How much would you trust Rupert Murdoch and News Corporation? Based on News Corporation’s attempt to emulate Wikileaks with its own anonymous leaks site, the answer is not at all.
The site has turned into a debacle mere hours after launch, with crippling holes in its cyber security being uncovered.
Yesterday, The Wall Street Journal launched its own attempt at an anonymous dropbox for leaks, and showed either a splendid sense of irony or a complete lack of one by editorializing at the same time calling for consideration of the prosecution of Julian Assange.

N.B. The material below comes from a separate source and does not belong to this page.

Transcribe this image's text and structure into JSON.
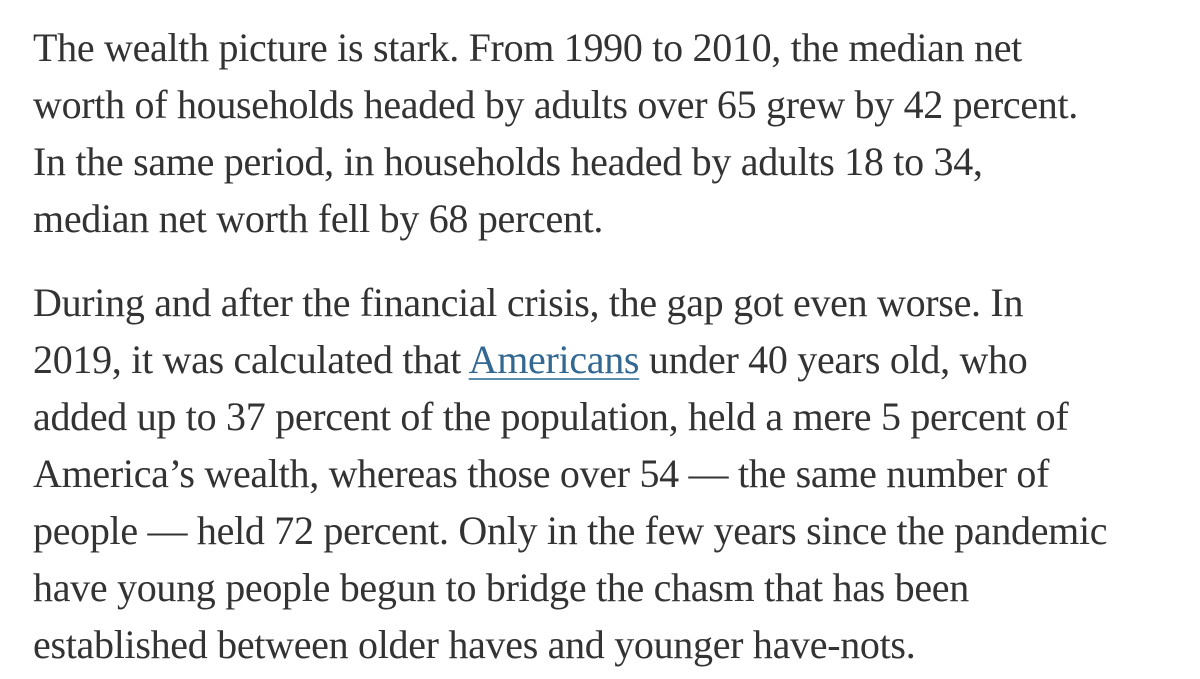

A number of mainstream media outlets have announced they are attempting to establish Wikileaks-like anonymous servers for whistleblowers to dump information with full anonymity, in addition to the spread of copycat online sites like Openleaks (as Wikileaks itself had drawn strongly on the tradition of whistleblower sites like Cryptome). Al Jazeera already has one up and running; both The New York Times and The Guardian, which have turned into venomous opponents of Julian Assange, declared they would be establishing copycat systems. But it appeared News Corporation had beaten them to it with its “Safehouse” site.
But within hours, cyber-security experts had forensically demolished News Corp’s claims for the site. Net activist and Tor developer Jacob Appelbaum led the charge, tweeting flaw after flaw in the Wall Street Journal’s IT security measures, including that the system may allow a third party to intercept someone when they move from the unencrypted frontpage of the site to the encrypted section that uses Secure Socket Layer (SSL) encryption.

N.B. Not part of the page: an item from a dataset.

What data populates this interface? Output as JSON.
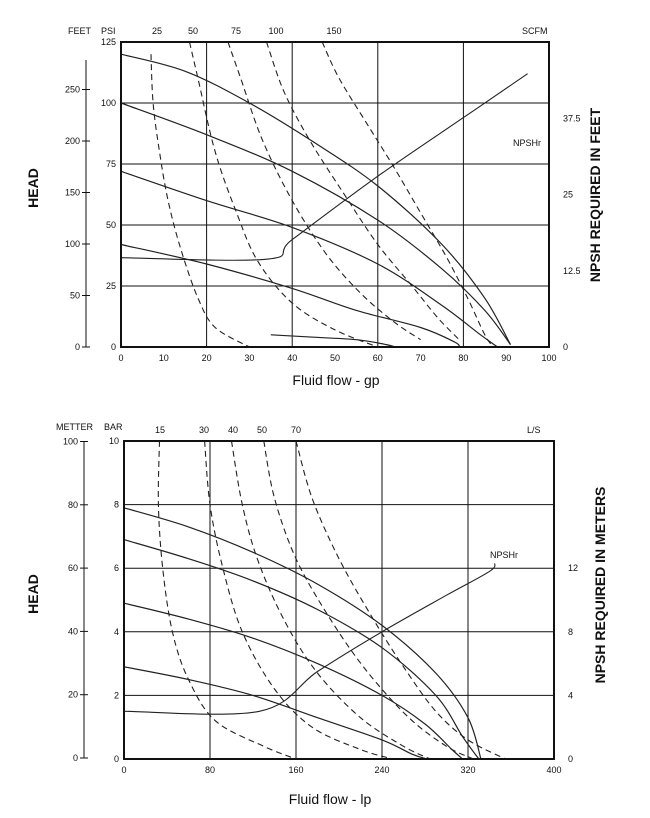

An Australian IT industry professional outlined the major flaws to Crikey, saying “I found some of the SSL issues myself within 5 minutes of waking up this morning, using off the shelf web browser tools and sensible, safe, mobile web browser settings.” Flaws include that the WSJ’s SSL certificate – used to authenticate encrypted communications – isn’t strict enough, meaning Google’s Chrome browser can’t work in Incognito mode, that it requires Flash to upload files when Flash is insecure and can leave hidden cookies, and key anonymisation tools like Tor simply aren’t working on the site (Appelbaum tweeted the result of trying to use Tor).

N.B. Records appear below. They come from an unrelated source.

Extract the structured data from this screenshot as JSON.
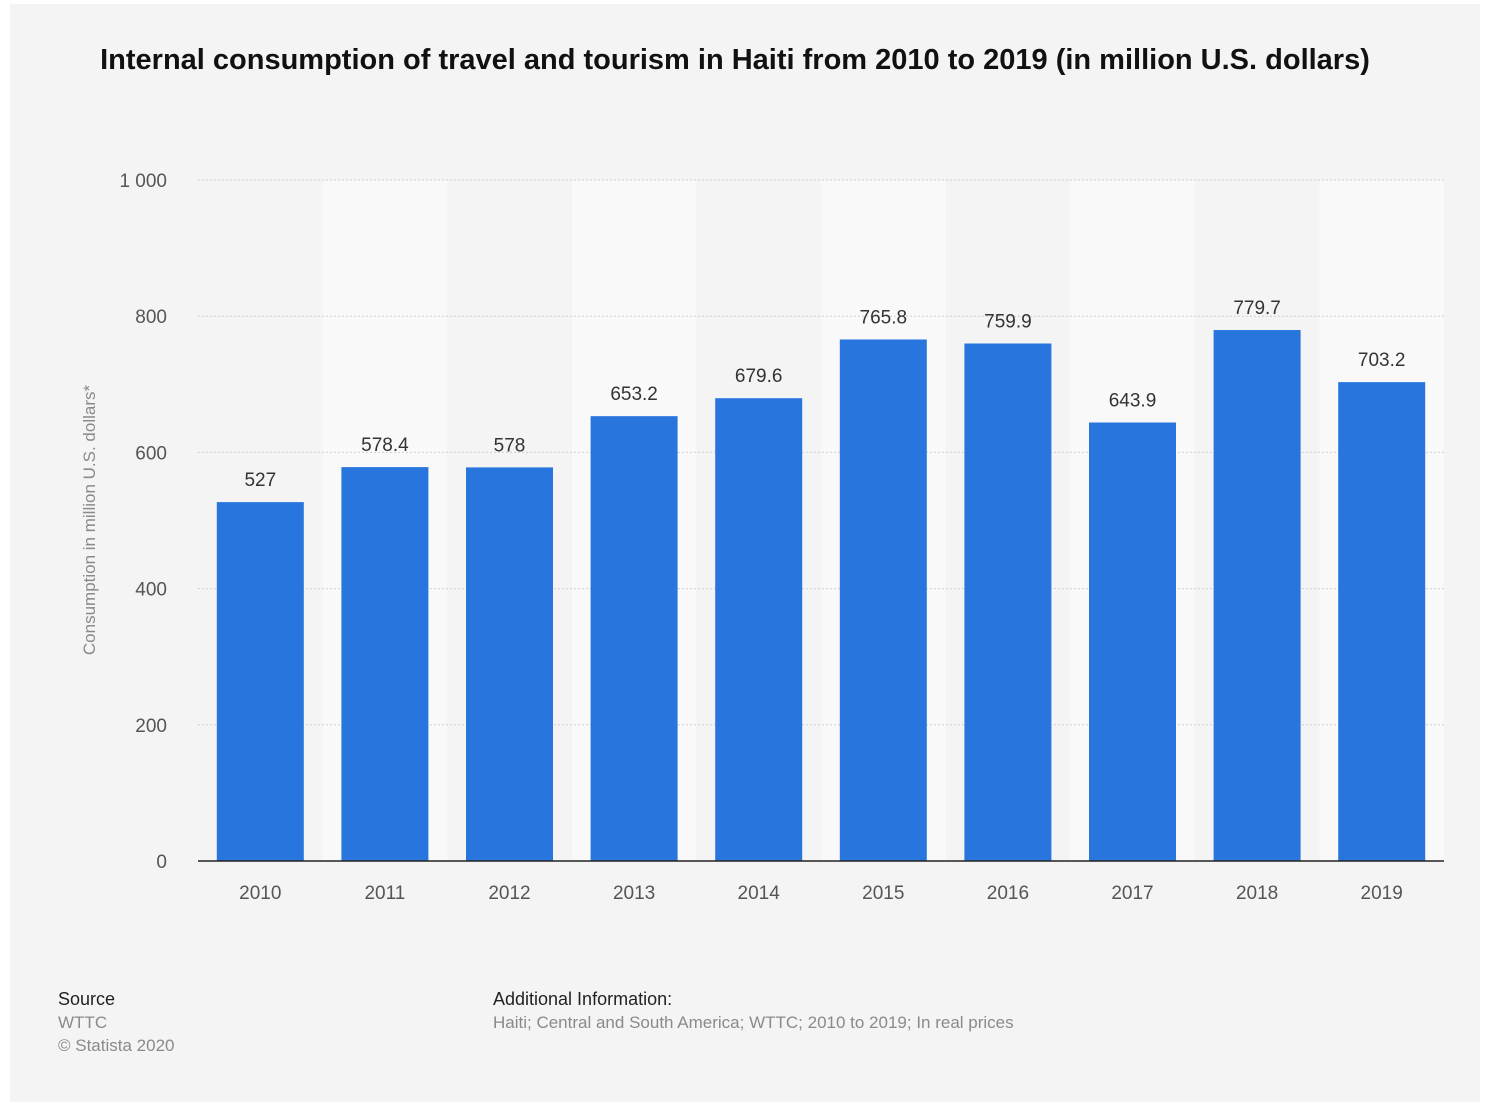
{
  "chart_data": {
    "type": "bar",
    "title": "Internal consumption of travel and tourism in Haiti from 2010 to 2019 (in million U.S. dollars)",
    "xlabel": "",
    "ylabel": "Consumption in million U.S. dollars*",
    "categories": [
      "2010",
      "2011",
      "2012",
      "2013",
      "2014",
      "2015",
      "2016",
      "2017",
      "2018",
      "2019"
    ],
    "values": [
      527,
      578.4,
      578,
      653.2,
      679.6,
      765.8,
      759.9,
      643.9,
      779.7,
      703.2
    ],
    "value_labels": [
      "527",
      "578.4",
      "578",
      "653.2",
      "679.6",
      "765.8",
      "759.9",
      "643.9",
      "779.7",
      "703.2"
    ],
    "ylim": [
      0,
      1000
    ],
    "yticks": [
      0,
      200,
      400,
      600,
      800,
      1000
    ],
    "ytick_labels": [
      "0",
      "200",
      "400",
      "600",
      "800",
      "1 000"
    ],
    "grid": true,
    "bar_color": "#2876dd"
  },
  "footer": {
    "source_heading": "Source",
    "source_name": "WTTC",
    "copyright": "© Statista 2020",
    "info_heading": "Additional Information:",
    "info_text": "Haiti; Central and South America; WTTC; 2010 to 2019; In real prices"
  }
}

In short, the site doesn’t contain the most basic protections against third parties intercepting information about submitters, or against the process leaving an electronic trail on the PCs of submitters they may not be aware of. In its rush to set the site up, WSJ failed to address basic security questions that could make a huge difference to whether the whistleblowers it is calling for remain protected or not.
However, the real problem of Safehouse has nothing to do with its IT security. The biggest problem is wholly intentional. The site’s Terms and Conditions state
Except when we have a separately negotiated confidentiality agreement pursuant to the “Request Confidentiality” Section above, we reserve the right to disclose any information about you to law enforcement authorities or to a requesting third party, without notice, in order to comply with any applicable laws and/or requests under legal process, to operate our systems properly, to protect the property or rights of Dow Jones or any affiliated companies, and to safeguard the interests of others.
In short, submit material to News Corporation at your own risk, because they may shop you to the Feds, or to another company angered at your whistleblowing, without even telling you, and they don’t even need to be legally compelled to do so – they might just do it to “operate their systems properly” or “safeguard the interests of others”.
It’s an original approach – WSJ is offering the only whistleblower site in the world that promises they’ll dob you in just because they feel like it.
Rather like the Myspace disaster, it smacks of News Corp desperate to show off its digital media credentials without seemingly having the faintest clue about what it is actually doing.
This article initial described Jacob Applebaum as a “Tor founder”; he is in fact a Tor maintainer and developer.